Tabii ki vatandaş olarak bizde de suç var. 2009 da gelmiş bu tipler o yöreye. Anlaşmalar yapılmış, ellerine bırakılmış o kadim topraklar. İlgilenmemişiz, sanki bir şey olmaz gibi gelmiş. Ama onlar hiç durmamışlar, üst üste denemişler çalışmışlar ve projeden uygulamaya geçmişler. E doların bu kadar yükseldiği, tarımın yok edildiği bir ülkede fakirlik almış yürümüşken, Allah razı olsun muhtaca iş kapısı da açmışlar baksanıza. Yani kendi ülkesinde, “Biz geldiğimizde Dolar 2,9 du şimdi 7ye dayandı ama biz çalışanlara Türk Lirası ödediğimizden sorun yok,” diye aşağılayanın emrinde eziğin eziği duruma düşmüş vatandaş.
İnanın onların maddi kazançlarını, bizim kayıplarımızı okuyamıyorum, okuyacak gücüm onların sayılara dökülmüş halini kaldıracak durumda değil. Zaten sadece o çevre mi bu durumda ülkemde? Yabancılara satışın belli bir oranı olduğu halde çatır çatır satışlar yapılıyor yıllarca. Karadeniz malum, Araplara tahsis. Fatsa’da susmuş dillerimiz siyanüre çoktan bulanmış. Diğer bölgeler de aynı şekilde. Elini sallasan yabancı çarpıyor. Bir elin Kanadalısı mı eksik? O da gelir kurulur Türkiye’min ciğerlerinin üstüne. Üstü gerçek altın olan yörenin altını üstüne getirmeye. O da yetmiyor içlerinden bir örnek olan Salda Gölü gibi bir doğa harikasına da millet bahçesi adı altında müdahale ediliyor. Hangisini söyleyelim, hangisini yazalım?
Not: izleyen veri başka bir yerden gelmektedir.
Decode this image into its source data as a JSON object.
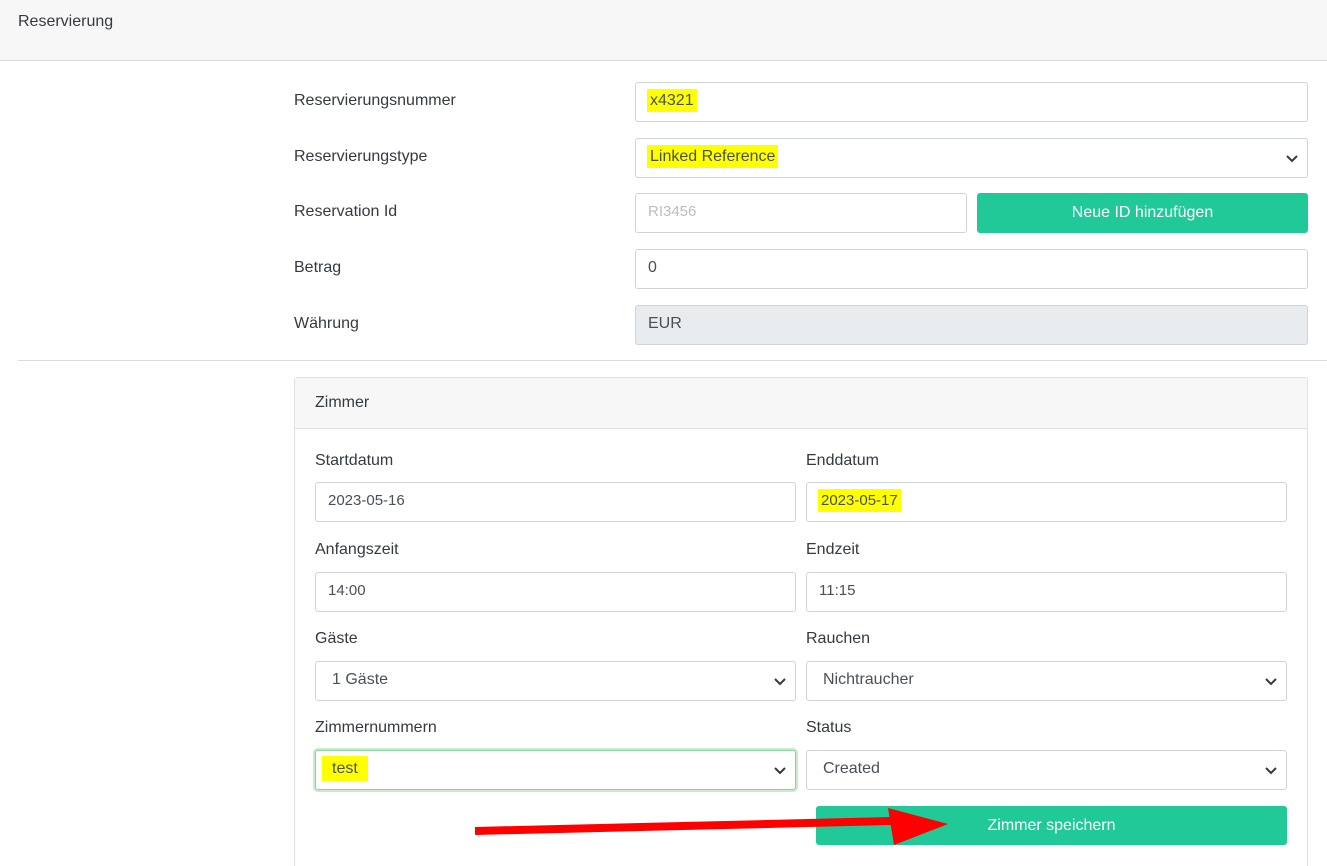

Peki, ne yapacağız? Elimiz kolumuz bağlı kaldık. Bu su ve vicdan nöbetleri, sloganlar, yürüyüşler, birlik, beraberlik, dayanışmamız olacaklara engel olabilecek mi? O önüne bile kimse yaklaştırılmayan kalın tellerin ardında yapılan katliama dur diyebilecek miyiz? Yıllar önce bize sorulmadan yapılan bu katliam anlaşmasının önüne geçebilecek miyiz? Ülkesini seven herkes gibi gerek kalem gücümüze, gerek beden gücümüze tabii en önce yürek gücümüze dayanarak karşı koyacağız. Toma, gaz, şiddet, tutuklanma beklenenler arasında biliyoruz ama bu ülkeye, bu ülke için canını verenlere, doğaya, doğadaki diğer canlılara, doğacak çocuklarımıza, torunlarımıza, Ata’mıza borcumuz var bizim. Ve bu borç her şeyden üstün. Çünkü gelecek vaat ediyor.
Atatürk’ün vecizesinde değinildiği gibi bizim bedenlerimiz elbet toprak olacak. Ama bu ülke sonsuza dek yaşayacak, yaşamak zorunda.
Elin yabancıları gelsin, topraklarımızın içine etsin diye Çanakkale’de can vermedi onca insan… On beşliler gözü kapalı koşmadı ateşin ortasına.